Trente ans plus tard, Maverick est toujours sinon plus affecté par une terrible mélancolie liée à la crainte de l’éternel retour, suscitée par l’apparition du fils de son ancien collègue

Top Gun est en effet le film qui a fait de Tom Cruise une immense star internationale. Sourire carnassier, regard magnétique, charisme indéniable, Cruise est ainsi lancé pour une carrière qui le fera côtoyer les plus grands metteurs en scène, de Martin Scorsese à Steven Spielberg, en passant par Stanley Kubrick, Michael Mann, Paul Thomas Anderson, etc. Pourtant, à la revoyure ou même à la première vision, Top Gun apparaît comme un blockbuster assez quelconque, d’où émerge surtout comme point saillant la photogénie de Cruise dans l’éclat de ses vingt ans. Depuis Quentin Tarantino, Tony Scott a souvent été réhabilité comme faiseur de blockbusters stylisés. Or, disons la vérité, au risque d’offusquer certains critiques peu regardants, Tony Scott est certes un metteur en scène généreux mais souvent brouillon et surtout infiniment superficiel Seuls Les Prédateurs et True Romance (grâce au scénario ludique signé Tarantino) échappent à ce jugement sévère mais juste sur l’un des plus actifs faiseurs du cinéma hollywoodien.

Que retenir alors de Top Gun? Des combats aériens merveilleusement réalistes et surtout un trauma dramatique (la mort de son coéquipier) qui va obliger Maverick, le personnage interprété par Cruise, à reconsidérer sa vie et ses objectifs.
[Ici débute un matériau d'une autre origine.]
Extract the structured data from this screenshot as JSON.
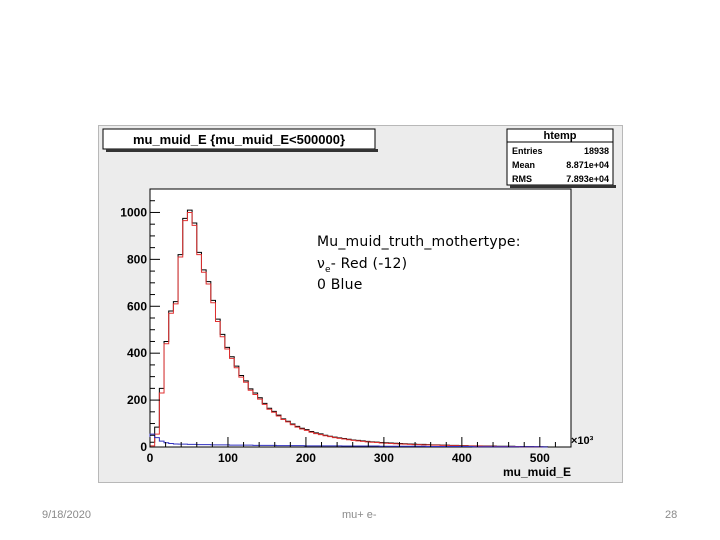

Hormis ces quelques éléments, Top Gun va surtout marquer le grand public par un discours crypto-gay dont Tarantino s’est fait le spécialiste, qui rend le film délicieusement hilarant au même titre que les séquences de dialogue entre Charlton Heston et Stephen Boyd dans Ben-Hur de William Wyler. Joseph Kosinski, le metteur en scène de Top Gun : Maverick a mis un peu la pédale douce, si l’on peut dire, sur cet aspect, L’accent est surtout porté sur le trauma dramatique. Dans l’originel, Maverick est profondément bouleversé par le décès de Nick “Goose” Bradshaw (Anthony Edwards, quelques années avant la série Urgences). Dans la suite, trente ans plus tard, Maverick est toujours sinon plus affecté par une terrible mélancolie liée à la crainte de l’éternel retour, suscitée par l’apparition du fils de son ancien collègue (compagnon?), crainte de ne pas arriver à le protéger et à sauver sa vie.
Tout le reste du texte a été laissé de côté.